Why Are Some Christians Blessed While Others Suffer?

Q: How do I reconcile that I am blessed, and all is good for me, but other Christians elsewhere are struggling and asking God for help? This is the question of my unsaved husband, and I can’t answer it.

A: When you talk about some people being blessed and other people struggling, it seems like you primarily mean that in a material sense. In the Western world, we have unbelievable abundance in our culture and society. Most of us lack for nothing, or lack for very little.

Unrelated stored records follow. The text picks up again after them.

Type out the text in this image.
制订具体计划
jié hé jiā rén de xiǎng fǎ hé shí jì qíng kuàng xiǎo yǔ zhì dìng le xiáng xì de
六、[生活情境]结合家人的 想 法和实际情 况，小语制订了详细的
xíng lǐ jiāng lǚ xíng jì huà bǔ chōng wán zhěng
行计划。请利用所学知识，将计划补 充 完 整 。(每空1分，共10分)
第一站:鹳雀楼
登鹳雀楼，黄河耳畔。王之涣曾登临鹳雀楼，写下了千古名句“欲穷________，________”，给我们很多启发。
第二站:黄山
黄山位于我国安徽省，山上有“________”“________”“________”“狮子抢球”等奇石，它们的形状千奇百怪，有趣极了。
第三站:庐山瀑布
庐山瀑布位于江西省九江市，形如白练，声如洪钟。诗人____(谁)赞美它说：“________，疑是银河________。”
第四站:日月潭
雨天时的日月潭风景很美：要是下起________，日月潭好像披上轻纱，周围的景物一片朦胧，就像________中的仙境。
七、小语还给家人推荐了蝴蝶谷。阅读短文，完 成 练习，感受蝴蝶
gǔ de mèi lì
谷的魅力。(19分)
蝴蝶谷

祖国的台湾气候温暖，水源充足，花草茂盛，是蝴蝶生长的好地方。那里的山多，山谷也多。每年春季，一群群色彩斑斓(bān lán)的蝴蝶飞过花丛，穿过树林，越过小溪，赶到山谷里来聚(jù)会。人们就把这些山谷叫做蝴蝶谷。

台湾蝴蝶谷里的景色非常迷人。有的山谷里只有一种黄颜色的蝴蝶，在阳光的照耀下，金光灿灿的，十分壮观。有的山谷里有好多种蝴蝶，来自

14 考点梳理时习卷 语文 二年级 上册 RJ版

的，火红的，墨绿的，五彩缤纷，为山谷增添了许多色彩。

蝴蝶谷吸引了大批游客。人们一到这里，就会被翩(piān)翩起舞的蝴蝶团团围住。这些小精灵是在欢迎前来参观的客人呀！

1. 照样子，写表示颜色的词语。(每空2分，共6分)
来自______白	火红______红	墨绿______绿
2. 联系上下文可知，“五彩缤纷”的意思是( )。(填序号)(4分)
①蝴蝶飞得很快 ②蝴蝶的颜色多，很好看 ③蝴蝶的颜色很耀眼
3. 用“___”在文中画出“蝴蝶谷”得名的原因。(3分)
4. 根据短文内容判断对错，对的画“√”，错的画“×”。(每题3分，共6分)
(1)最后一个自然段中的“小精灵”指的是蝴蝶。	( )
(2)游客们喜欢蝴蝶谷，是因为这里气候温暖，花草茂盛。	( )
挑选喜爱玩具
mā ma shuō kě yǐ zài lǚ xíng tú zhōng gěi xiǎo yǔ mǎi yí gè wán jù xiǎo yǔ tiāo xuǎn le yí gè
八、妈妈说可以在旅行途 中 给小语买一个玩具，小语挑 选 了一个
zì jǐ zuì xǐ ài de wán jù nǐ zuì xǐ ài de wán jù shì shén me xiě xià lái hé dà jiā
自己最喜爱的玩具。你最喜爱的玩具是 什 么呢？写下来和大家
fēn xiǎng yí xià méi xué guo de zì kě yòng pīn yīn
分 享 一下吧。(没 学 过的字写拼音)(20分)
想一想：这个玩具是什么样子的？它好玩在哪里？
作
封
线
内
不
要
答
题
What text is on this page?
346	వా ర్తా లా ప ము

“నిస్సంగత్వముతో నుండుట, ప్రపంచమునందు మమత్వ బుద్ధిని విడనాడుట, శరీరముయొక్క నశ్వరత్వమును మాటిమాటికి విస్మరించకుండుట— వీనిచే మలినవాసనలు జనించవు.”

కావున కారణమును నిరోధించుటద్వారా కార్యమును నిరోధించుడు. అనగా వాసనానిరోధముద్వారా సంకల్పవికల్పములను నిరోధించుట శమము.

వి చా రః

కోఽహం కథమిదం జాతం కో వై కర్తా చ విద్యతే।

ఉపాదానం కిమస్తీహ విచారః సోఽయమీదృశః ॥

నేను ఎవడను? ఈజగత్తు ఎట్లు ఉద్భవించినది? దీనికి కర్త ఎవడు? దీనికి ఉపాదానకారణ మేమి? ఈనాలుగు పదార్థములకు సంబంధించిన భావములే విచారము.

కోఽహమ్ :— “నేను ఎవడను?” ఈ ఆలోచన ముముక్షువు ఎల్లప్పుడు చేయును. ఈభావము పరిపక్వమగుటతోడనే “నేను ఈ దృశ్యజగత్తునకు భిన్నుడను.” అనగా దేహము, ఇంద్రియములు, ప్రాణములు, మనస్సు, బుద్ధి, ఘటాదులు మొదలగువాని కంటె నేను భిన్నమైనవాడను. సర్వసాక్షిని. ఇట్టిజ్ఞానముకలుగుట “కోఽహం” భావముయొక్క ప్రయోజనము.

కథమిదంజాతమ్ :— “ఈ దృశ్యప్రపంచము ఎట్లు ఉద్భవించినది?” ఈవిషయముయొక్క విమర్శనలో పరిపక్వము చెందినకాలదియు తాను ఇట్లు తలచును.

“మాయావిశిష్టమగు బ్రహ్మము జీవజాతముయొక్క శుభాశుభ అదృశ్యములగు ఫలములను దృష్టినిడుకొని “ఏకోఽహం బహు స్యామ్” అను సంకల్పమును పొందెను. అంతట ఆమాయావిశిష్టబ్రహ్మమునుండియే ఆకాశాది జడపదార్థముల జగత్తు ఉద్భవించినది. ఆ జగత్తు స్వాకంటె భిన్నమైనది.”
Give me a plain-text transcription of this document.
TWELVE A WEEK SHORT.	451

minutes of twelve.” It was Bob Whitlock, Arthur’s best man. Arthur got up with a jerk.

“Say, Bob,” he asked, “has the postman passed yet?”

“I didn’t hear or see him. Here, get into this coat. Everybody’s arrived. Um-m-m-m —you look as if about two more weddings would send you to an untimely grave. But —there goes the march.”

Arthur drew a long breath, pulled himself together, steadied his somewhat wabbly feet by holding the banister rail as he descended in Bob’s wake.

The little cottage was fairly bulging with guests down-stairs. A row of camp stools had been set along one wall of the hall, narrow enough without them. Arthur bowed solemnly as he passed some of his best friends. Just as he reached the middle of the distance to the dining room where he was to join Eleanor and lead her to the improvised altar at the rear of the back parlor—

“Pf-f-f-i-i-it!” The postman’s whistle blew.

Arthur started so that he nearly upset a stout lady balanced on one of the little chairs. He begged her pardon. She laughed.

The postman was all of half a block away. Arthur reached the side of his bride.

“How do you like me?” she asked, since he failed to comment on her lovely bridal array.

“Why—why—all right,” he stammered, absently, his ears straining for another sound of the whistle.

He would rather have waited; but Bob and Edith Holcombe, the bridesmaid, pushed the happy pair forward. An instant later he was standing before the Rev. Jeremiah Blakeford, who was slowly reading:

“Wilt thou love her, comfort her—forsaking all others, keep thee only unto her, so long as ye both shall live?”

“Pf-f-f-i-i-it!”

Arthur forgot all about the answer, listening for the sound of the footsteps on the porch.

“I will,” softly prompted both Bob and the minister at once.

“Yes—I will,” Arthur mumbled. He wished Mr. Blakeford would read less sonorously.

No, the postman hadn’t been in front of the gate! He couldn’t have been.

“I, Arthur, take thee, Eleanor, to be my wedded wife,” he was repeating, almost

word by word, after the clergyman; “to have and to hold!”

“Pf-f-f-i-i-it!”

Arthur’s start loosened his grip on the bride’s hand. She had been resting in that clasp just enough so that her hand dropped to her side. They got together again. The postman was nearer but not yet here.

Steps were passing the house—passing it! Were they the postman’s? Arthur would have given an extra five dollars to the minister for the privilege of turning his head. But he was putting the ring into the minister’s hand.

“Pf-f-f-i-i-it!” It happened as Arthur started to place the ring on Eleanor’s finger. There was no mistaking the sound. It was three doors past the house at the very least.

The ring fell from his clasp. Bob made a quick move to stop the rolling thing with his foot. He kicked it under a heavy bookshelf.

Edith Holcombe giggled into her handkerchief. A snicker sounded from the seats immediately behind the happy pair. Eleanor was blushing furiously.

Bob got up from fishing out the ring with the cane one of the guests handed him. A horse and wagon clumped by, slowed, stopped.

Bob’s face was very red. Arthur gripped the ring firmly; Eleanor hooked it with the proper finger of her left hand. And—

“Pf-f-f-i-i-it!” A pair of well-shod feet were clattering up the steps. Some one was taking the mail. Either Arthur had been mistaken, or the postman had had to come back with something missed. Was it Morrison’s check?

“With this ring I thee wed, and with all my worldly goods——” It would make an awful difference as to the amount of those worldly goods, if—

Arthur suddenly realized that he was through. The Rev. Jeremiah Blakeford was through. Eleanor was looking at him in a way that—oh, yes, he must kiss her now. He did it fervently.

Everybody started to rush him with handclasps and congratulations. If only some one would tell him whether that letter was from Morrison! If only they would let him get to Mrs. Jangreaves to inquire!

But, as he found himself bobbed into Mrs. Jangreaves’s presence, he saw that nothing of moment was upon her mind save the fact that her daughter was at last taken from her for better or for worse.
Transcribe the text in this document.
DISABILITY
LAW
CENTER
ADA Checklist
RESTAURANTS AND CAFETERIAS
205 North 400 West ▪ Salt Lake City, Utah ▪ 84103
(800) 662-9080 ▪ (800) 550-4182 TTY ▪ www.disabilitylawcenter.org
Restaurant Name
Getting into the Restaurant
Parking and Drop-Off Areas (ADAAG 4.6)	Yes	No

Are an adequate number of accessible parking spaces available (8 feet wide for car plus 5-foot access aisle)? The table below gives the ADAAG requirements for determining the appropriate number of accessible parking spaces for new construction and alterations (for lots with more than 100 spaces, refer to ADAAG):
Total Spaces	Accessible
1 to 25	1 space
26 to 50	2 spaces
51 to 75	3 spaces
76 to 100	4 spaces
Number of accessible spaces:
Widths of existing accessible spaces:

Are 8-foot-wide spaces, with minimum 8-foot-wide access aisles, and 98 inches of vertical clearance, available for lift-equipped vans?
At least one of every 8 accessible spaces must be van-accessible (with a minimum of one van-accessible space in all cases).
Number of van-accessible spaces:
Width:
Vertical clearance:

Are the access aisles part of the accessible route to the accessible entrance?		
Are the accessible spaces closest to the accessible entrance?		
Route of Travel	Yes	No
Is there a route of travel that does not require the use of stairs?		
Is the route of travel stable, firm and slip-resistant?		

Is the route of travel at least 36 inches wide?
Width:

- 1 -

How do we compare that to people who live in other parts of the world, where they suffer hunger or bad housing or poor clothing or other forms of deprivation? I think this is a misunderstanding of what is truly important in life. Modern Western people are materially rich but spiritually empty. I think it’s no accident that some of the nations which enjoy such remarkable prosperity and have had the longest existing welfare states are some of the most secular and God-rejecting cultures in the world. They have no need for God, because they have everything they could ever materially want. That can mean they have material prosperity, but spiritual poverty – and not spiritual poverty in a good way, like Jesus talked about in the Beatitudes. The people who seem so well-off are not as blessed as you think they are, even though they may be materially prosperous. The people you think are deprived may not be as deprived as you think they are.

If the purpose of Christianity was just to make us prosperous and comfortable, then you could say we have largely achieved that in the Western world. But that is not its purpose, and many Westerners are not comfortable in their souls. Maybe they’re comfortable in their homes, cars, or clothes, but they’re not comfortable in their souls, and that matters a lot.